The COS team has tried to be explicit about how messy this all is. If an experiment fails to replicate, that doesn’t mean it’s unreplicable. It could have been a problem with the replication, not the original work. Conversely, an experiment that someone can reproduce or replicate perfectly isn’t necessarily right, and it isn’t necessarily useful or novel.
But the truth is, 100 percent pure replication isn’t really possible. Even with the same cell lines or the same strain of genetically tweaked mice, different people do experiments differently. Maybe the ones the replication team didn’t have the materials to complete would have done better. Maybe the “high-impact” articles from the most prestigious journals were bolder, risk-taking work that’d be less likely to replicate.
Cancer biology has high stakes. It’s supposed to lead to life-saving drugs, after all. The work that didn’t replicate for Errington’s team probably didn’t lead to any dangerous drugs or harm any patients, because Phase 2 and Phase 3 trials tend to sift out the bad seeds. According to the Biotechnology Industry Organization, only 30 percent of drug candidates make it past Phase 2 trials, and just 58 percent make it past Phase 3. (Good for determining safety and efficacy, bad for blowing all that research money and inflating drug costs.) But drug researchers acknowledge, quietly, that most approved drugs don’t work all that well at all—especially cancer drugs.
Science obviously works, broadly. So why is it so hard to replicate an experiment? “One answer is: Science is hard,” Errington says. “That’s why we fund research and invest billions of dollars just to make sure cancer research can have an impact on people’s lives. Which it does.”

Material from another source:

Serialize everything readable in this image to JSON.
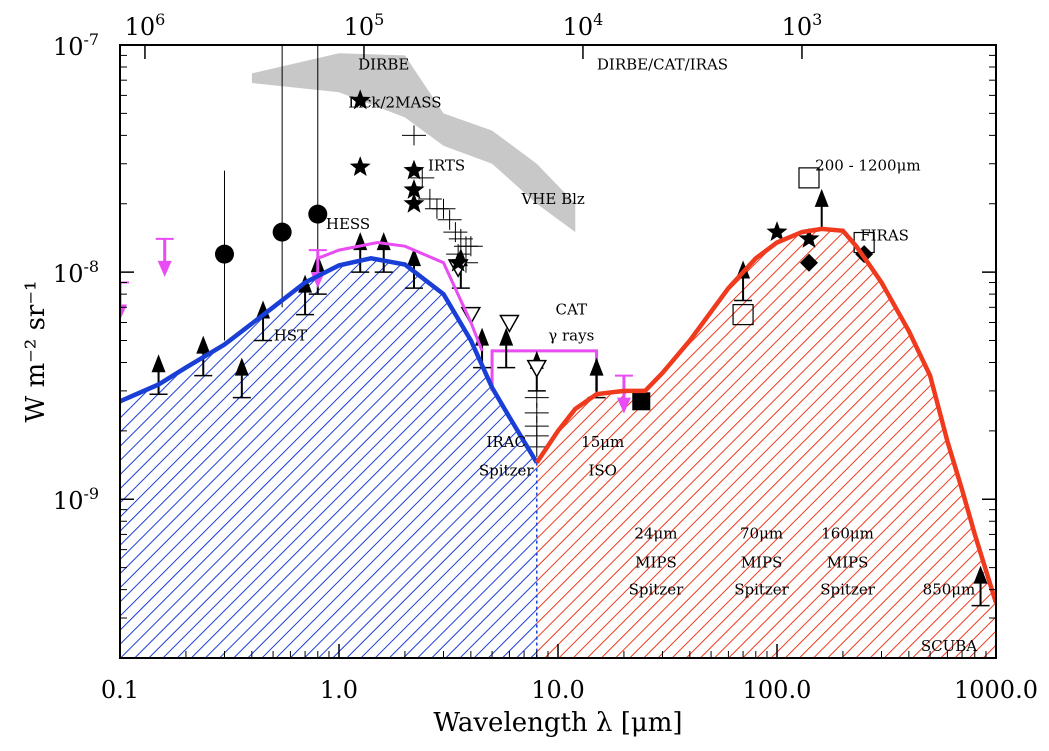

The point of less-than-great outcomes like the cancer project’s is to distinguish between what’s good for science internally and what’s good for science when it reaches civilians. “There are two orthogonal concepts here. One is transparency, and one is validity,” says Shirley Wang, an epidemiologist at Brigham and Women’s Hospital. She’s codirector of the Reproducible Evidence: Practices to Enhance and Achieve Transparency (“Repeat”) Initiative, which has done replication work on 150 studies that used electronic health records as their data. (Wang’s Repeat paper hasn’t been published yet.) “I think the issue is that we want that convergence of both,” she says. “You can’t tell if it’s good quality science unless you can be clear about the methods and reproducibility. But even if you can, that doesn’t mean it was good science.”
The point, then, isn’t to critique specific results. It’s to make science more transparent, which should in turn make the results more replicable, more understandable, maybe even more likely to translate to the clinic. Right now, academic researchers don’t have an incentive to publish work that other researchers can replicate. The incentive is just to publish. “The metric of success in academic research is getting a paper published in a top-tier journal and the number of citations the paper has,” Begley says. “For industry, the metric of success is a drug on the market that works and helps patients. So we at Amgen couldn’t invest in a program that we knew from the beginning didn’t really have legs.”